Nihat Özdemir yönetiminin hazırladığı yeni Lisans Talimatı, Türk futbolunda devrim niteliği taşıyor. Gerçi puan silme cezalarını biraz düşük buldum ama; hele bu işe bir başlansın, gereği zamanla yerine getirtilir.

İhtar, puan silme, kadro sınırlaması, transfer yasağı, harcama limiti konulması gibi; daha önce konuşulması bile hayal olan ve ancak UEFA’nın alabileceği/aldığı zorlayıcı kararlar; artık federasyonun yaptırım erkine dahil ediliyor. Süper bir şey!

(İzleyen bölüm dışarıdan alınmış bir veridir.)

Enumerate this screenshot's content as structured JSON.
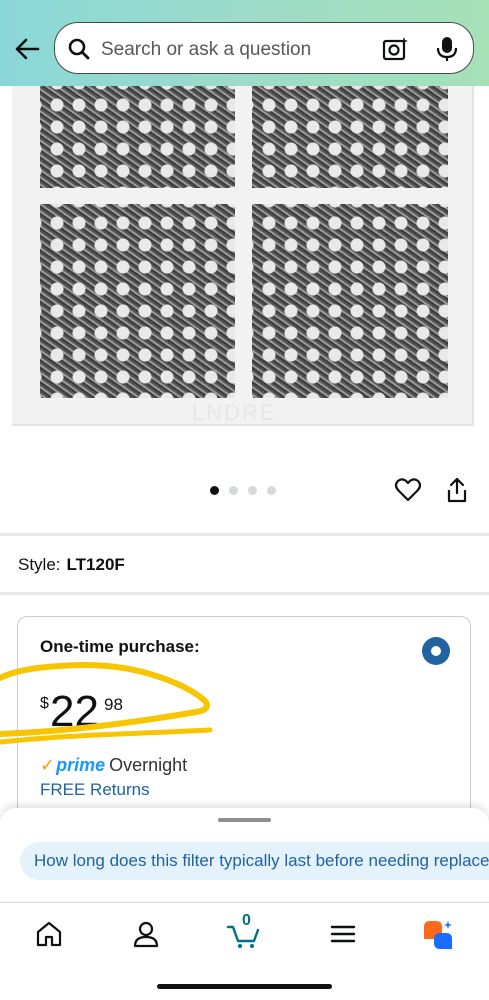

Ancak uygulamada (Kulübüne göre) yapılacak ayırımcılık/kayırımcılık/korumacılık hataları; sistemi daha baştan çökertir.

Dört büyüklerden biri olsun olmasın, kim ki mali açıdan ipin ucunu kaçırırsa; hiçbirinin sırtını sıvazlamayacaksın. Basacaksın cezayı...

Ama biliyorum ki, asla öyle olmayacak. Cezalandırma, arkası olmayan kulüplerin üstüne yıkılacak. “Büyük Camia” dedikleri, her zaman ve her koşulda kollanacak. 

***

İnşallah öyle olmaz diyelim ama, korumacılık illetinden kendimizi kolay kolay sıyırabileceğimizi de hiç ummuyorum. Eğer bu illet devam edecekse; hangi düzeni getirirseniz getirin, sistemin tekerine çomak sokmak fırsatı verdiğiniz an, devrim dediğiniz şey devrilir. Aman dikkat!

Nihat Özdemir yönetiminin “Mali Disiplin” konusundaki girişimi, sırf kendi başına yapabileceği bir şey değildi. Yasa değişikliği için, meclis kararı gerekiyordu. Gerekli zemin hazırlanmadan, teknik şartlar oluşmadan, olabilirliği araştırılmadan kollar sıvanmaz. Önemli olan, düzeni aktif hale getirdikten sonra; yara almasını engelleyici tedbirleri de getirmek... Sistemi, sırf cezalandırmak için değil; kulüpleri savruk harcamalardan kurtarmak için kurduğunuzu anlatmak/anlatabilmektir...

Yoksa, getirilen düzenin bir açığını keşfedip; “Ortada kuyu var, yandan geç” demenin bir yolunu bulurlar. Bizdeki yasaklar, delinmek içindir. Asla unutmayın!